NaNoWriMo 2016

I plan to participate in NaNoWriMo this year. I’ve got 4 separate projects I could conceivably work on during this period. None of them are just blank screens. I feel like this is a pretty good situation to be in. What if I were in the situation of not having a project at the ready? What would I do? Honestly, I don’t know. Usually, I start a project with a single concept, maybe a sentence or a few words. Deep Space Help Desk was a concept that I’d been kicking around for a while without much luck. Then an overheard conversation at work, jostled my mind into the right place for it, and things started coming together. For Wine Bottles and Broomsticks, I had a single phrase that I built a story around. The other two WIPs, one I’m calling The Dark Queen of Darkness, and the other Thittlebod or Penelope H. Adventure (That one doesn’t have much of a name yet), these both came from something much less tangible. 

In the latter two cases described above, I started with characters. I love it when a viable story starts out this way. Immediately compelling characters offer that illusive hook that writers so often talk about. Not only that, it gives me a non-flat character right away, as my wife will tell you, I struggle with character. When a character jumps off the page with what, as a writer, feels like a bit too much force, that’s the sweet spot. The only thing to be done is to observe the world through their eyes. I particularly enjoy characters who are either completely hopeless at what they do and really don’t belong wherever it is they happen to be, or they’re full experts, but in either case are inexplicably surrounded by nonsense. I love walking the character through the nonsense because it makes the dialogue much more interesting and gives me a lot of freedom with respect to what other characters say and do. Not to mention, as a writer, I can add twists that make little sense, because the main character will be quite as confused as the reader. This is excellent. If the main character is saying “Wait. What the hell just happened?” At the same moment this occurs to the reader,  the reader is on the side of the protagonist and much more likely to follow along with whatever is going on.

I think if I were starting fresh, with no real sense of where I was heading with NaNo, I think I’d start with a character and a vague sense of setting. I’d let the character’s motivations determine the plot. After all, the plot is just a series of events that prevent the MC from getting what they want and the process by which that MC overcomes the obstacles and changes as a result. Anyhow, now I’m off to pound away on my non-NaNo project before I have to switch gears. Good luck to all the NaNo participants out there!

Advertisement

Thinking about the hook

I’m not spending much time on the beginning of my story just now, but I was thinking about this thing called ‘the hook’. It’s that bit of the story near the beginning, let’s say the first chapter, that draws the reader in and could make the difference between a sale and being dropped into the slush pile. When I hear other writers talk about it (or see them write about it), it puts me in mind of some epic event like those stupid extreme marriage proposals where a guy is arrested whilst jumping from a space-plane tied in chains or something. I’ve come to the conclusion, as a thoroughly amateur writer, that the typical advice falls ludicrously short of the mark. The typical advice being: “You need a good hook, it really needs to grab the reader.”

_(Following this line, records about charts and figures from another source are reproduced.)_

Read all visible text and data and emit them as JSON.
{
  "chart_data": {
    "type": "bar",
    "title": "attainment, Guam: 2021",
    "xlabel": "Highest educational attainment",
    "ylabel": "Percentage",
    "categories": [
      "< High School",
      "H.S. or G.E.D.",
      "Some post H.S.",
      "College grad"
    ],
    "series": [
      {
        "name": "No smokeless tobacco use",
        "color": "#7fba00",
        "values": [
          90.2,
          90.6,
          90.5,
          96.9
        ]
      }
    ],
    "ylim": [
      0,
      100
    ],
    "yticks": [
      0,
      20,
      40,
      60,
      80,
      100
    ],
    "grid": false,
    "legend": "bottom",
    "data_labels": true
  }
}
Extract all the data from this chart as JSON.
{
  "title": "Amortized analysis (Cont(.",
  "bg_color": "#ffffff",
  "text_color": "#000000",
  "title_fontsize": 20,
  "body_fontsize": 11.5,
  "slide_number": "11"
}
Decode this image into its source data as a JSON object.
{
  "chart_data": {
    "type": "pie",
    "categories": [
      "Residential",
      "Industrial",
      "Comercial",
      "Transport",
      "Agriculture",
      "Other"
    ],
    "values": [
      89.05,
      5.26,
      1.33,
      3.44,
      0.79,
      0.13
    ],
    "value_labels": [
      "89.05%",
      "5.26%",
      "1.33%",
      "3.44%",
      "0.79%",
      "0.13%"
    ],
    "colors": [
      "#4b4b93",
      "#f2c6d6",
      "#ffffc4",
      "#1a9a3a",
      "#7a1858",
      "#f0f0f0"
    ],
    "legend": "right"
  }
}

Here’s what I think: The beginning of the story just needs to to have enough conflict to be interesting, that is, pose some problem for the character that makes the reader wonder what happens next. I don’t think it even matters what that conflict is, though it should probably be relevant to the story as a whole. What’s really important in the hook is having something that is instantly engaging. A lot of the most enjoyable books I’ve read start with something like a conversational tone. It’s light and feels vaguely like those times when you’re having a few drinks with friends and telling stories. The sort of thing where you might say: “Oh, man, there was this time we were out hiking, and Steve saw this squirrel, and you wouldn’t believe what it was dragging around…” There’s always a lead-up in those stories, often heading to a punchline, but I would argue it’s the same for a book, except that you’re aiming for a climax, not a punchline. The point here is that it’s more in the telling than the actual events, though those are important too.

 

Start at the beginning

Such great advice. Not that anyone actually follows it. I’m certain I didn’t anyhow. The current fantasy project I’m working on started out as a single hand-written page concept for a science fiction story, my notes put it sometime in 2004. Although I had a character and some very basic ideas about his circumstances, I didn’t have a beginning. So, I went looking for one. The circumstances for my character were somewhat fantastical and so the history became fantastical, which eventually led me to a setting in which you would expect a high fantasy to occur. This process also introduced other characters and conflicts, which eventually eclipsed the original concept as the more interesting story. Even then, I still didn’t have a beginning. In the vain hope of a beginning coming to me, I spent years creating maps and languages, people and history. After that, I still didn’t have a beginning, so I started writing-up the back-stories of characters I’d developed for this world. Finally, in desperation, I did a global search and replace of a name in one of these back-stories just to see what might happen, and suddenly I had my beginning. The next few chapters came easily over the course of a couple of weeks. I felt really good about them too. Then, I asked several people to read over the work. Needless to say, the beginning, and the bulk of the subsequent chapters, only vaguely resemble what I started with, but the core of my story remains, and I’m still making progress.